September 16, 2011
Trip Report: Singapore International Storytelling Festival & Asian Congress of Storytellers
I am back from Asia, and my time attending the 2011 Singapore International Storytelling Festival & Asian Congress of Storytellers. I spent four days inside the National Museum of Singapore-- actually, four nights taking in a variety of performances, and two full days of workshops, keynotes, and even more performance! Top that off with my determined city exploration before, after, and in & between every nook & cranny of open space, and you can bet I was a tired guy! The entire trip was such an amazing experience.
First off, there were the performances. The first three nights featured an array of tellers from Australia, France, Scotland, Singapore, Spain, and even as far away as the United States, showing the true diversity of storytelling. I don’t usually get exposed to such marathons of storytelling, and it was a pleasure to experience the variety: pathos, tragedy, comedy, ballads, rhyme, freneticism & absolute calm. There were bits of style that I recognized as somewhat similar to my own, and certainly many other styles that were quite divergent.
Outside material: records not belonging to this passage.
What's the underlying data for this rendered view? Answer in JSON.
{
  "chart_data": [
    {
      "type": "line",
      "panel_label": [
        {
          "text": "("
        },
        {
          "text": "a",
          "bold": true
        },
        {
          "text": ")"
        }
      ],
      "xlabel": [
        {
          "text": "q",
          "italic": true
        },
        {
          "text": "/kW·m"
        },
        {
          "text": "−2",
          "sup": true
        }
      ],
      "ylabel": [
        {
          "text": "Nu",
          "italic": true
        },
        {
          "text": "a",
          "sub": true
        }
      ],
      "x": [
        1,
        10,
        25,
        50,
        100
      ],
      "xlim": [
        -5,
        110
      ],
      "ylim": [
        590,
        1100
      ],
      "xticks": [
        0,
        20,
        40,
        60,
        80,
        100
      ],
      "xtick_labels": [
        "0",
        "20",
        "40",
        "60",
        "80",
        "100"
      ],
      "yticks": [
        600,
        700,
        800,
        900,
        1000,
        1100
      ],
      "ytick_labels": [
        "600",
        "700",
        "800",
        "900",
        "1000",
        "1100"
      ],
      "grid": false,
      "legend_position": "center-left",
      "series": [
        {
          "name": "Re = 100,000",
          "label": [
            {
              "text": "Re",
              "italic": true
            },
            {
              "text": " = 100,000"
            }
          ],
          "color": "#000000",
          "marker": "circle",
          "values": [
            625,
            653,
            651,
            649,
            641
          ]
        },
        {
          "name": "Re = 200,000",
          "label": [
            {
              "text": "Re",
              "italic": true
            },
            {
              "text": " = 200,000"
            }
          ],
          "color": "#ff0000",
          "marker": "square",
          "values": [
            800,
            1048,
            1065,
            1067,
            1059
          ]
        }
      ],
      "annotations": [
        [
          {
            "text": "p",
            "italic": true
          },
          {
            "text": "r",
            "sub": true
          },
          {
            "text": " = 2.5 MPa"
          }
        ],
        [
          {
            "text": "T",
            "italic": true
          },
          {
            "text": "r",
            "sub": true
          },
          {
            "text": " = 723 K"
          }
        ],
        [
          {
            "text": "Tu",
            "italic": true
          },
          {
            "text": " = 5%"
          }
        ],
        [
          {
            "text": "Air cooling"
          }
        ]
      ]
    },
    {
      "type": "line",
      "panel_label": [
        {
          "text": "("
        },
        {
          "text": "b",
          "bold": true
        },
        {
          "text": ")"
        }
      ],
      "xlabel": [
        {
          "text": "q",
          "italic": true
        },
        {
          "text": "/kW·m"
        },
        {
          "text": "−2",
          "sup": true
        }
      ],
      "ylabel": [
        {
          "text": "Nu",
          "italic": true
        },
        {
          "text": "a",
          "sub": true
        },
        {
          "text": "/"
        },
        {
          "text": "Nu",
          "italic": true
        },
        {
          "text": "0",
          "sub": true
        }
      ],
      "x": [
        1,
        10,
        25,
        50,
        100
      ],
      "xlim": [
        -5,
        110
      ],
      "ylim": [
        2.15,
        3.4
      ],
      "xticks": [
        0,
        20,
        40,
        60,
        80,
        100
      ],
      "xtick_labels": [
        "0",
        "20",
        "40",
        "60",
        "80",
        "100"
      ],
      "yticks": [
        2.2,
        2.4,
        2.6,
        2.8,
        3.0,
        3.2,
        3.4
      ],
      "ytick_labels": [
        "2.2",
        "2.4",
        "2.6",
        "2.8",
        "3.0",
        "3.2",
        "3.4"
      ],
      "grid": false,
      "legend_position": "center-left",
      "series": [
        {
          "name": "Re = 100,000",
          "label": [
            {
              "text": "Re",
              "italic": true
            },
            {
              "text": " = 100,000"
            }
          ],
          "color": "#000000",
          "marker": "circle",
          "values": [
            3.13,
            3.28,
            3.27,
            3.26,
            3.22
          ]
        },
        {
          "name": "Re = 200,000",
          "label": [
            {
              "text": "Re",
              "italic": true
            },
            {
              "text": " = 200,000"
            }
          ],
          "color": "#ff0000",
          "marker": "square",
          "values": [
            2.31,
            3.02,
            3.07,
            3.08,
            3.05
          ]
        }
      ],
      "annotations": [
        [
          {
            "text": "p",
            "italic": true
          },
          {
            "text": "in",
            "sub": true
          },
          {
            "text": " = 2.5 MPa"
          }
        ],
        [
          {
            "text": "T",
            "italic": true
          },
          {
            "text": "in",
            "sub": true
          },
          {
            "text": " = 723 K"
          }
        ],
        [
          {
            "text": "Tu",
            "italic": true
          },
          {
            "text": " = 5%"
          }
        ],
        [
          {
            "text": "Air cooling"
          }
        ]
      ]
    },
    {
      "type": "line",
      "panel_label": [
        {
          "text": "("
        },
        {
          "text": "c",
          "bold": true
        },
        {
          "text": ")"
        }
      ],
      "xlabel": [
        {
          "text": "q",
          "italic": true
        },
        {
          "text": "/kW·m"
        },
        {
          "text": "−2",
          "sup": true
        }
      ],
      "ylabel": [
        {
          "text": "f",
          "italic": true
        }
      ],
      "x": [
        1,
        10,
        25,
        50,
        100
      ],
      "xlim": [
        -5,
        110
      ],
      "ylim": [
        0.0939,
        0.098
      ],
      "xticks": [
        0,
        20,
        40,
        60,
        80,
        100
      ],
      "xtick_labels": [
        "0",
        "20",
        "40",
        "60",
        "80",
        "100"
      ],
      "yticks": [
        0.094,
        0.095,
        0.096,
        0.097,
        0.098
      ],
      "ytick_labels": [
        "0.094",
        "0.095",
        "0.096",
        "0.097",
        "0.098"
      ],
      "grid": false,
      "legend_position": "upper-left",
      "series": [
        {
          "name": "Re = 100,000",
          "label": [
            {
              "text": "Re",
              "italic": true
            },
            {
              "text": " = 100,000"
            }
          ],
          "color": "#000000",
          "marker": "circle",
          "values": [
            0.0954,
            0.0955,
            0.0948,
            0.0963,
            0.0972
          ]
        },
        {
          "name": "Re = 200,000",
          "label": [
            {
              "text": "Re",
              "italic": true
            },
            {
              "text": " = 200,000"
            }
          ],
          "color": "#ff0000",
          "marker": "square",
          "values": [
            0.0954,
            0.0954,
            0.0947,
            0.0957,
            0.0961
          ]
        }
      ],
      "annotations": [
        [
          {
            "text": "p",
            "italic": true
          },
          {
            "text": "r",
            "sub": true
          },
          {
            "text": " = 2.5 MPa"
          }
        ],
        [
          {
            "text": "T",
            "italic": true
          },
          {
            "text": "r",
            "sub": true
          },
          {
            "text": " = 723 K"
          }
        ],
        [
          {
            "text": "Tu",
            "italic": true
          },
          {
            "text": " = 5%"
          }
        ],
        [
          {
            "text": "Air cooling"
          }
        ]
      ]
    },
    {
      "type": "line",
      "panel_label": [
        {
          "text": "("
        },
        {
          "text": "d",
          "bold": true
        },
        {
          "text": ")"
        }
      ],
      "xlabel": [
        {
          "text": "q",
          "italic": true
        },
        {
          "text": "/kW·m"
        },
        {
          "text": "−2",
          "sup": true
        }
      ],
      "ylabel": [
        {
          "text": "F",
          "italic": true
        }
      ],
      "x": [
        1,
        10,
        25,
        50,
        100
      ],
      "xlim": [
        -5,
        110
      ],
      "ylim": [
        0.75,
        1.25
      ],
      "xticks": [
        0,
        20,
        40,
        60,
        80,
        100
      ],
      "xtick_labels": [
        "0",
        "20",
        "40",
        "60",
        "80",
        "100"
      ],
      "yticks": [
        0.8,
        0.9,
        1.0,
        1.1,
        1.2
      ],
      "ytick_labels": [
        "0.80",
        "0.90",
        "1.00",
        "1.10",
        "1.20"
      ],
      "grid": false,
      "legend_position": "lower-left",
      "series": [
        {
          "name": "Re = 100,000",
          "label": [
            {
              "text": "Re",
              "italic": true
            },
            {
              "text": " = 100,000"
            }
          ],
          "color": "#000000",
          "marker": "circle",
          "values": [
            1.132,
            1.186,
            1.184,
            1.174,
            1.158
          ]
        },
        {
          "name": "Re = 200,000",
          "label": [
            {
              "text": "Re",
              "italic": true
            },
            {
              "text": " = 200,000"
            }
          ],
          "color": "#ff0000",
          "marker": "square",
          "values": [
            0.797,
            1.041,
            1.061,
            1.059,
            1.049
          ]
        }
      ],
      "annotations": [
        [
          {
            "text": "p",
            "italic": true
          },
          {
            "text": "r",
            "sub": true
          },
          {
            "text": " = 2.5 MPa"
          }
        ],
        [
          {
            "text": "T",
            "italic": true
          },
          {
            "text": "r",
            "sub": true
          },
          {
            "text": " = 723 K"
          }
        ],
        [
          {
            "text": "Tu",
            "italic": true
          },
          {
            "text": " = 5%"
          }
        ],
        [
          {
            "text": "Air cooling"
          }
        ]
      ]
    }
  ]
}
To take them all in & consider them, I feel, was a growing experience.
The fourth evening of performance was a departure from the first three; it was a storytelling performance of The Ramayana, the Indian epic tale. One story, two hours, six storytellers—it was truly epic! A high point of the entire SISF for me, it showed how a variety of people with very different styles can collaborate on a single project & make it a huge, unified success. Some of the tellers were more of the “narrator” variety; others leaned toward big movements and character voices. The tale was customized & cast in such a way that the whole thing really came together—and I wish that I could sit through it again! Very inspiring.
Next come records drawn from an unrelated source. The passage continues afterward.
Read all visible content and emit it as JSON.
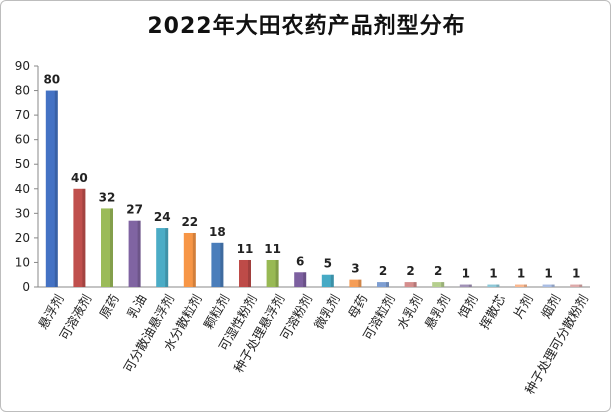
{
  "chart_data": {
    "type": "bar",
    "title": "2022年大田农药产品剂型分布",
    "categories": [
      "悬浮剂",
      "可溶液剂",
      "原药",
      "乳油",
      "可分散油悬浮剂",
      "水分散粒剂",
      "颗粒剂",
      "可湿性粉剂",
      "种子处理悬浮剂",
      "可溶粉剂",
      "微乳剂",
      "母药",
      "可溶粒剂",
      "水乳剂",
      "悬乳剂",
      "饵剂",
      "挥散芯",
      "片剂",
      "烟剂",
      "种子处理可分散粉剂"
    ],
    "values": [
      80,
      40,
      32,
      27,
      24,
      22,
      18,
      11,
      11,
      6,
      5,
      3,
      2,
      2,
      2,
      1,
      1,
      1,
      1,
      1
    ],
    "colors": [
      "#4472c4",
      "#c0504d",
      "#9bbb59",
      "#8064a2",
      "#4bacc6",
      "#f79646",
      "#4a7ebb",
      "#be4b48",
      "#98b954",
      "#7d60a0",
      "#46aac5",
      "#f59d56",
      "#7f9fd3",
      "#d58e8d",
      "#b5cf8e",
      "#a192b7",
      "#8ec8d8",
      "#fab78e",
      "#a9bde3",
      "#ddaaaa"
    ],
    "yticks": [
      0,
      10,
      20,
      30,
      40,
      50,
      60,
      70,
      80,
      90
    ],
    "ylim": [
      0,
      90
    ],
    "grid": false,
    "legend": "none"
  }
}
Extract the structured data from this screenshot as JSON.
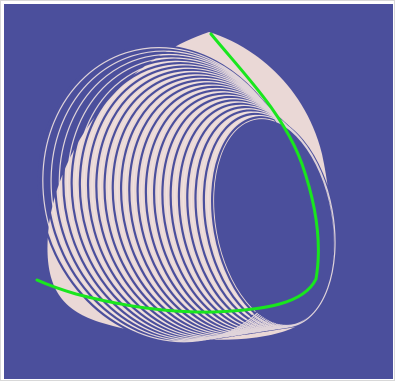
{
  "viewport": {
    "background_color": "#4B4F9C",
    "shell_color": "#EAD8D6",
    "shell_line_color": "#F1E3E1",
    "curve_color": "#19E61E",
    "content": "3d-shell-wireframe",
    "ring_count": 22
  }
}
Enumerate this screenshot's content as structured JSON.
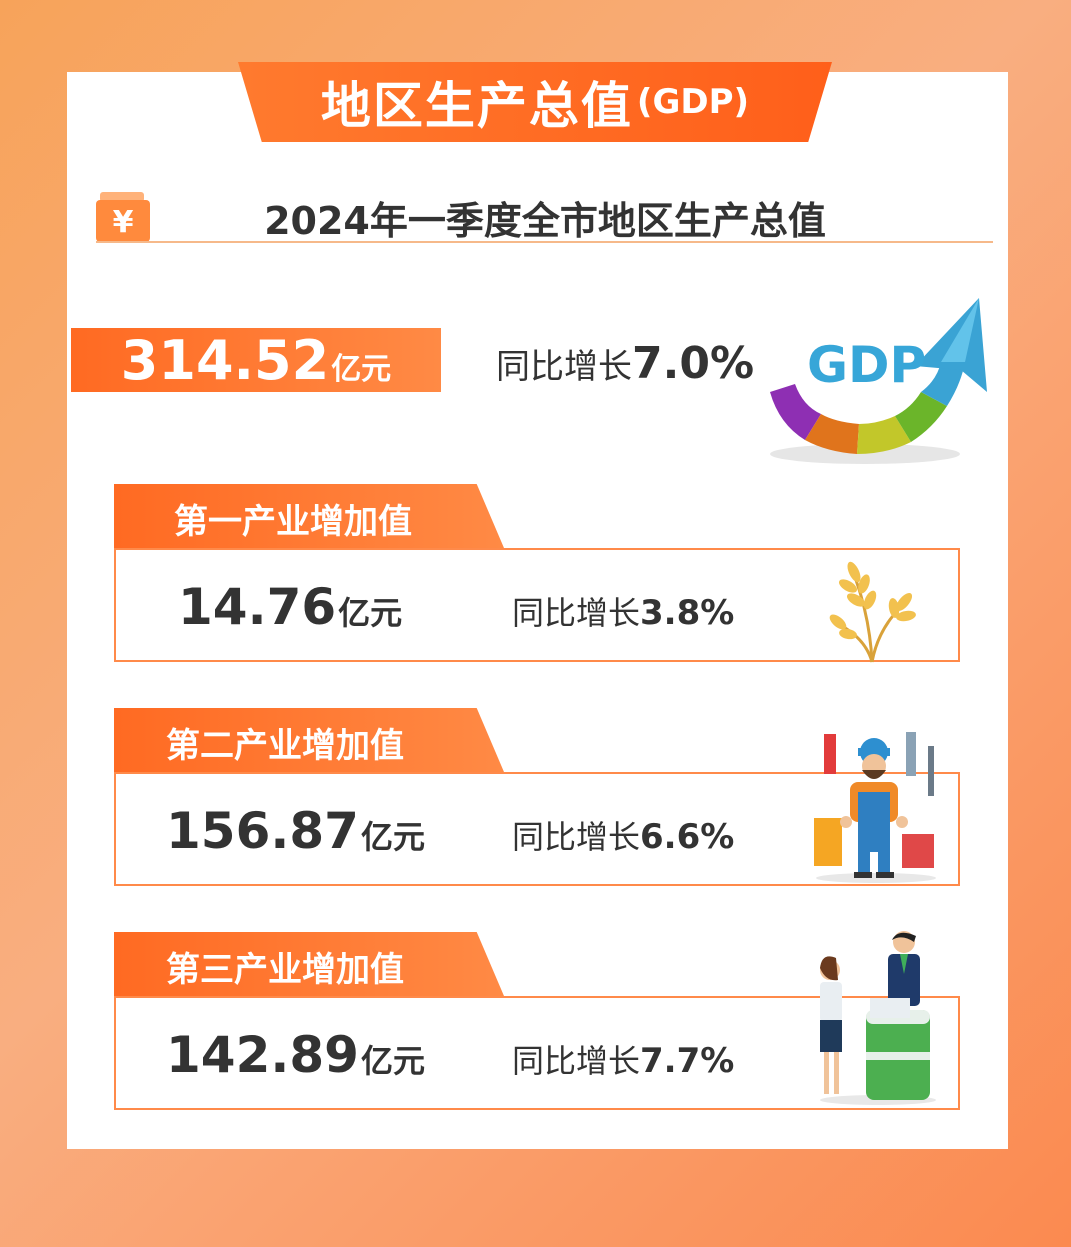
{
  "banner": {
    "title": "地区生产总值",
    "subtitle": "(GDP)"
  },
  "headline": "2024年一季度全市地区生产总值",
  "total": {
    "value": "314.52",
    "unit": "亿元",
    "growth_label": "同比增长",
    "growth_value": "7.0%"
  },
  "gdp_icon_text": "GDP",
  "industries": [
    {
      "title": "第一产业增加值",
      "value": "14.76",
      "unit": "亿元",
      "growth_label": "同比增长",
      "growth_value": "3.8%",
      "icon": "wheat-icon"
    },
    {
      "title": "第二产业增加值",
      "value": "156.87",
      "unit": "亿元",
      "growth_label": "同比增长",
      "growth_value": "6.6%",
      "icon": "worker-icon"
    },
    {
      "title": "第三产业增加值",
      "value": "142.89",
      "unit": "亿元",
      "growth_label": "同比增长",
      "growth_value": "7.7%",
      "icon": "service-icon"
    }
  ],
  "colors": {
    "accent": "#ff6a22",
    "text": "#333333",
    "border": "#ff8a4a"
  }
}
The day sessions—the Asian Congress of Storytellers—cleaved quite close to what is familiar to me from attending conferences here in the U.S. pertaining to reading and early childhood education. The mornings started off with keynote events, after which we as attendees could choose from a menu of topics for the two remaining sessions each day. I attended seminars on the following: helping struggling readers; storytelling for babies & toddlers; improvised stories; and character education through storytelling. As with most professional development events, I found much of the value across the board to be in refreshing previously-held knowledge, benefitting from outsiders’ perspectives on common practice, and gleaning a few bits of fresh research. There were many interactive exercises throughout the sessions, and I was interested & amused to observe that this group of teachers, storytellers, parents & volunteers—primarily from Singapore & Malaysia—was throwing themselves into the experience much more than attendees of similar gatherings I’ve attended back home!
From the breakout sessions mentioned above, and from the Festival & Congress as a whole, I gleaned so much, from information I can practice right away in my own storytelling & storytimes, to little bits over which I can slowly ponder as how I might incorporate them in my own fashion. A huge lesson I got, from exposure to these people from around the world, is that our situations are so much more alike than anyone might have us believe. The values of reading, and the oral tradition of storytelling, are recognized by researchers & professionals for their unique & substantial individual benefits, but getting that information out to the world is & has been a constant challenge. The encouraging news is that there is a large & growing global community of storytellers at every level, each sharing their passion in their own way. I feel very lucky to have been able to make this trip, and get a peek at this global view. I certainly hope to continue on this path!